BM-Map: Bayesian Mapping of Multireads for Next-Generation Sequencing Data
Version of Record online: 22 APR 2011
© 2011, The International Biometric Society
Volume 67, Issue 4, pages 1215–1224, December 2011
How to Cite
Ji, Y., Xu, Y., Zhang, Q., Tsui, K.-W., Yuan, Y., Norris Jr., C., Liang, S. and Liang, H. (2011), BM-Map: Bayesian Mapping of Multireads for Next-Generation Sequencing Data. Biometrics, 67: 1215–1224. doi: 10.1111/j.1541-0420.2011.01605.x
- Issue online: 14 DEC 2011
- Version of Record online: 22 APR 2011
- Received August 2010. Revised March 2011. Accepted March 2011.
- Data augmentation;
- Read alignment;
- Short reads;
- Solexa sequencing;
Summary Next-generation sequencing (NGS) technology generates millions of short reads, which provide valuable information for various aspects of cellular activities and biological functions. A key step in NGS applications (e.g., RNA-Seq) is to map short reads to correct genomic locations within the source genome. While most reads are mapped to a unique location, a significant proportion of reads align to multiple genomic locations with equal or similar numbers of mismatches; these are called multireads. The ambiguity in mapping the multireads may lead to bias in downstream analyses.
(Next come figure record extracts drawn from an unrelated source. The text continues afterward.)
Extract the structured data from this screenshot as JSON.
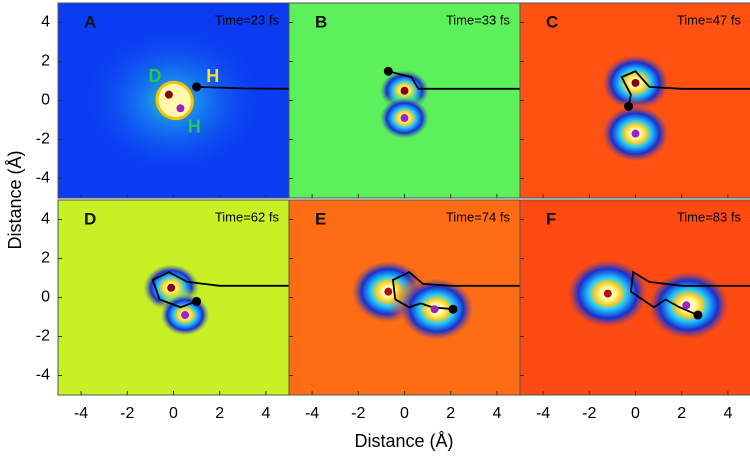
{
  "x_label": "Distance (Å)",
  "y_label": "Distance (Å)",
  "chart_data": [
    {
      "type": "heatmap",
      "label": "A",
      "title": "Time=23 fs",
      "color": "#0b3cf2",
      "xlim": [
        -5,
        5
      ],
      "ylim": [
        -5,
        5
      ],
      "xticks": [
        -4,
        -2,
        0,
        2,
        4
      ],
      "yticks": [
        -4,
        -2,
        0,
        2,
        4
      ],
      "annotations": [
        "D",
        "H",
        "H"
      ]
    },
    {
      "type": "heatmap",
      "label": "B",
      "title": "Time=33 fs",
      "color": "#5cf05a",
      "xlim": [
        -5,
        5
      ],
      "ylim": [
        -5,
        5
      ],
      "xticks": [
        -4,
        -2,
        0,
        2,
        4
      ],
      "yticks": [
        -4,
        -2,
        0,
        2,
        4
      ]
    },
    {
      "type": "heatmap",
      "label": "C",
      "title": "Time=47 fs",
      "color": "#ff5212",
      "xlim": [
        -5,
        5
      ],
      "ylim": [
        -5,
        5
      ],
      "xticks": [
        -4,
        -2,
        0,
        2,
        4
      ],
      "yticks": [
        -4,
        -2,
        0,
        2,
        4
      ]
    },
    {
      "type": "heatmap",
      "label": "D",
      "title": "Time=62 fs",
      "color": "#c8f024",
      "xlim": [
        -5,
        5
      ],
      "ylim": [
        -5,
        5
      ],
      "xticks": [
        -4,
        -2,
        0,
        2,
        4
      ],
      "yticks": [
        -4,
        -2,
        0,
        2,
        4
      ]
    },
    {
      "type": "heatmap",
      "label": "E",
      "title": "Time=74 fs",
      "color": "#ff6c14",
      "xlim": [
        -5,
        5
      ],
      "ylim": [
        -5,
        5
      ],
      "xticks": [
        -4,
        -2,
        0,
        2,
        4
      ],
      "yticks": [
        -4,
        -2,
        0,
        2,
        4
      ]
    },
    {
      "type": "heatmap",
      "label": "F",
      "title": "Time=83 fs",
      "color": "#ff4a12",
      "xlim": [
        -5,
        5
      ],
      "ylim": [
        -5,
        5
      ],
      "xticks": [
        -4,
        -2,
        0,
        2,
        4
      ],
      "yticks": [
        -4,
        -2,
        0,
        2,
        4
      ]
    }
  ]
}
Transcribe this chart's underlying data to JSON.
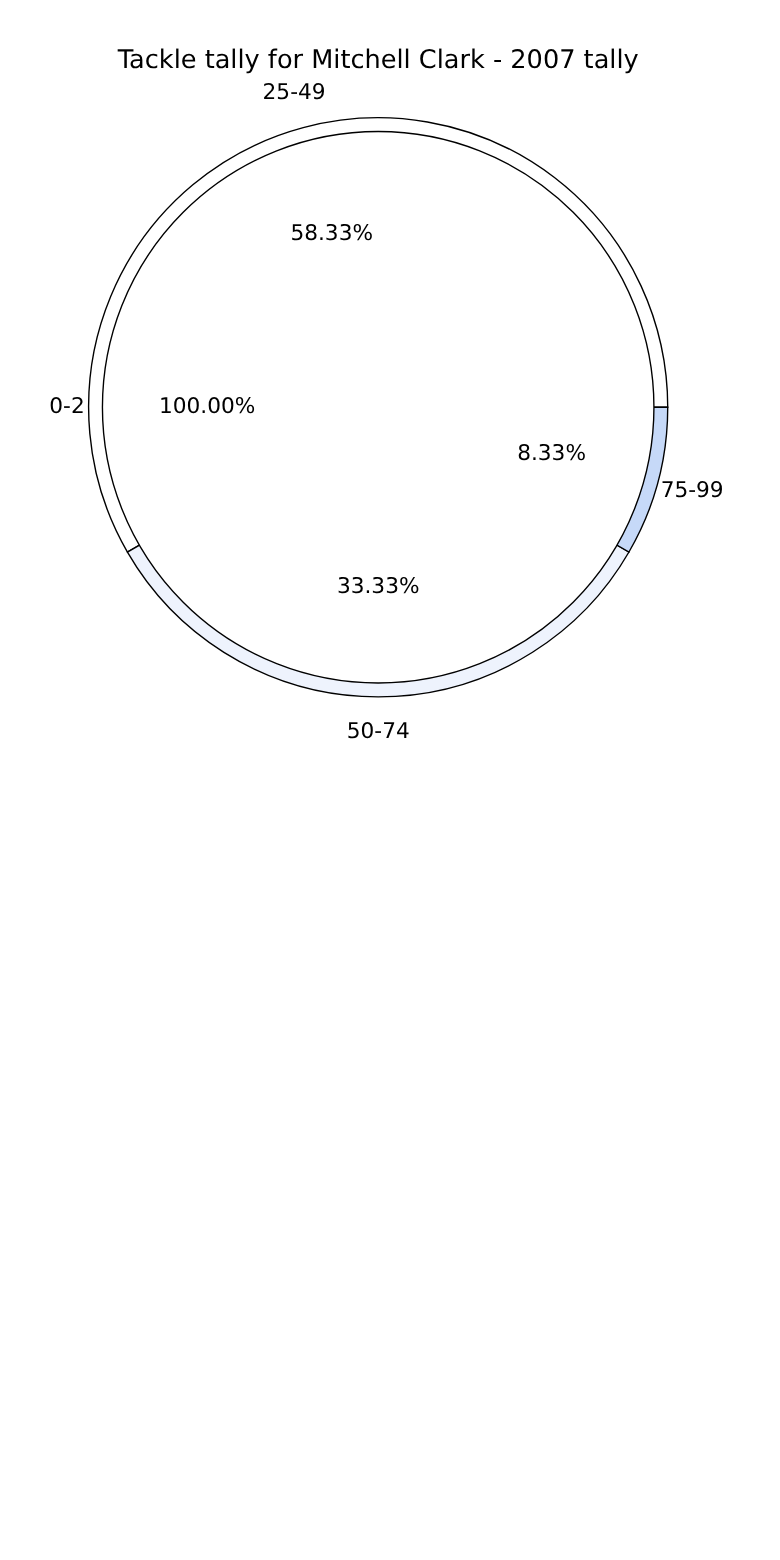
{
  "chart_data": [
    {
      "type": "pie",
      "title": "Tackle tally for Mitchell Clark - 2007 tally",
      "categories": [
        "0-2"
      ],
      "values": [
        100
      ],
      "colors": [
        "#ffffff"
      ],
      "value_labels": [
        "100.00%"
      ],
      "legend": false
    },
    {
      "type": "pie",
      "categories": [
        "25-49",
        "50-74",
        "75-99"
      ],
      "values": [
        58.33,
        33.33,
        8.33
      ],
      "colors": [
        "#ffffff",
        "#eef3fd",
        "#c6d9f8"
      ],
      "value_labels": [
        "58.33%",
        "33.33%",
        "8.33%"
      ],
      "legend": false
    }
  ]
}
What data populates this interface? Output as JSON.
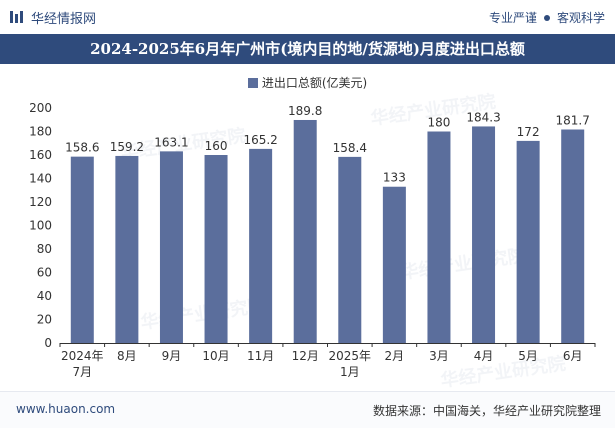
{
  "header": {
    "brand_name": "华经情报网",
    "tagline_left": "专业严谨",
    "tagline_right": "客观科学"
  },
  "title": "2024-2025年6月年广州市(境内目的地/货源地)月度进出口总额",
  "footer": {
    "website": "www.huaon.com",
    "source": "数据来源：中国海关，华经产业研究院整理"
  },
  "watermark": "华经产业研究院",
  "colors": {
    "brand": "#2f4b7c",
    "bar": "#5b6e9c"
  },
  "chart_data": {
    "type": "bar",
    "title": "2024-2025年6月年广州市(境内目的地/货源地)月度进出口总额",
    "categories": [
      "2024年7月",
      "8月",
      "9月",
      "10月",
      "11月",
      "12月",
      "2025年1月",
      "2月",
      "3月",
      "4月",
      "5月",
      "6月"
    ],
    "series": [
      {
        "name": "进出口总额(亿美元)",
        "values": [
          158.6,
          159.2,
          163.1,
          160,
          165.2,
          189.8,
          158.4,
          133,
          180,
          184.3,
          172,
          181.7
        ]
      }
    ],
    "value_labels": [
      "158.6",
      "159.2",
      "163.1",
      "160",
      "165.2",
      "189.8",
      "158.4",
      "133",
      "180",
      "184.3",
      "172",
      "181.7"
    ],
    "ylim": [
      0,
      200
    ],
    "yticks": [
      0,
      20,
      40,
      60,
      80,
      100,
      120,
      140,
      160,
      180,
      200
    ],
    "xlabel": "",
    "ylabel": "",
    "legend": "top-center",
    "grid": false
  }
}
Currently, most practitioners discard the multireads in their analysis, resulting in a loss of valuable information, especially for the genes with similar sequences. To refine the read mapping, we develop a Bayesian model that computes the posterior probability of mapping a multiread to each competing location. The probabilities are used for downstream analyses, such as the quantification of gene expression. We show through simulation studies and RNA-Seq analysis of real life data that the Bayesian method yields better mapping than the current leading methods. We provide a C++ program for downloading that is being packaged into a user-friendly software.